Johan Röklander and Mikael Pettersson, teachers in the Lighting Design and Lighting Technology programme at JTH, have been in Stockholm and supervised the students in their work with the exhibition.
“It is busy, but fun and honourable that we get to be here again this year. This is a good opportunity for real life practice, in for example, programming lighting control and installation safety.
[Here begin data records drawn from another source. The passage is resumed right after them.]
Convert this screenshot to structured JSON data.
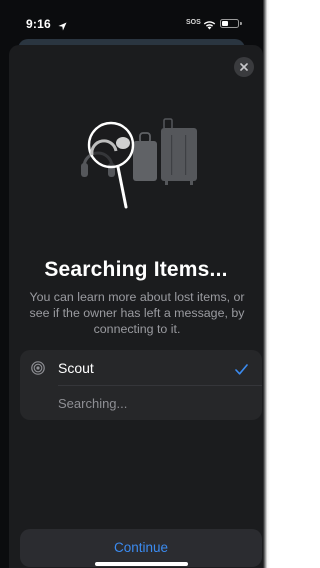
{
  "status_bar": {
    "time": "9:16",
    "carrier": "SOS",
    "location_icon": "location-arrow-icon",
    "wifi_icon": "wifi-icon",
    "battery_icon": "battery-icon",
    "battery_level": 0.35
  },
  "sheet": {
    "close_icon": "close-icon",
    "illustration": "magnifying-glass-over-items-illustration",
    "title": "Searching Items...",
    "description": "You can learn more about lost items, or see if the owner has left a message, by connecting to it."
  },
  "items": [
    {
      "name": "Scout",
      "icon": "airtag-icon",
      "selected": true,
      "check_icon": "checkmark-icon",
      "status": "Searching..."
    }
  ],
  "actions": {
    "continue_label": "Continue"
  },
  "colors": {
    "background": "#0b0c0e",
    "sheet": "#1b1c1e",
    "card": "#262729",
    "accent": "#3b8bf0",
    "secondary_text": "#9a9ba0"
  }
}
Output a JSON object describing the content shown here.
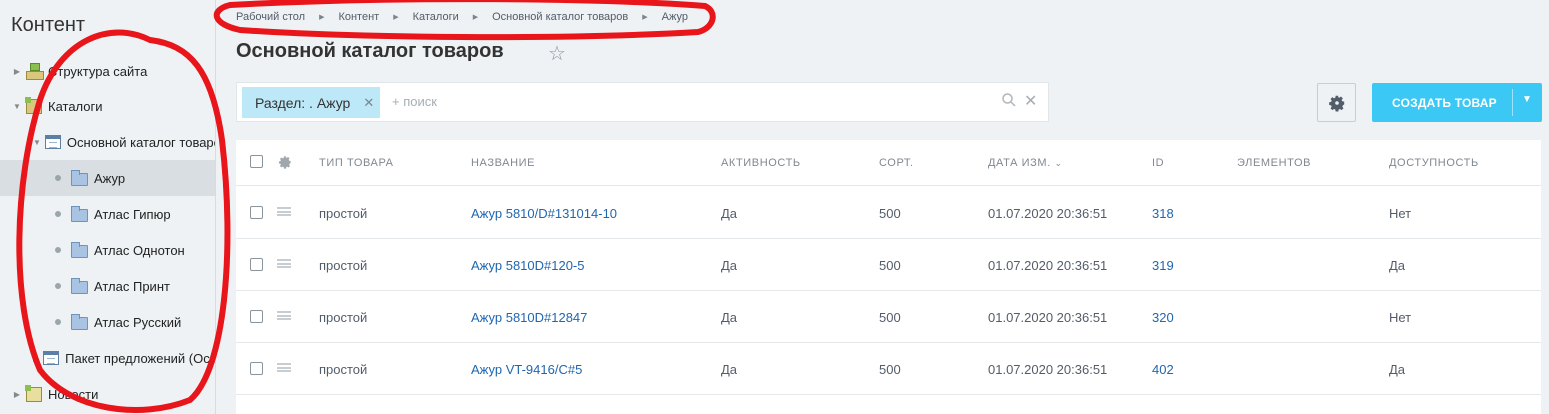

It’s fun for the students to be able to create something for their future CVs and show what they've done in practical terms,” says Johan Röklander.
He finds it exciting to make an artistic interpretation of a scientific prize, but at the same time points out that the exhibitions are for the public and that they hope to spread both joy and curiosity with their contribution.
“It is a huge energy boost to show something from 200,000 visitors and many comment and share pictures about our exhibition on social media. It is good advertising for both the School of Engineering, the students themselves and our education. We also build closer contact with many companies that lend equipment, provide knowledge or enter as sponsors for the exhibition,” says Johan Röklander.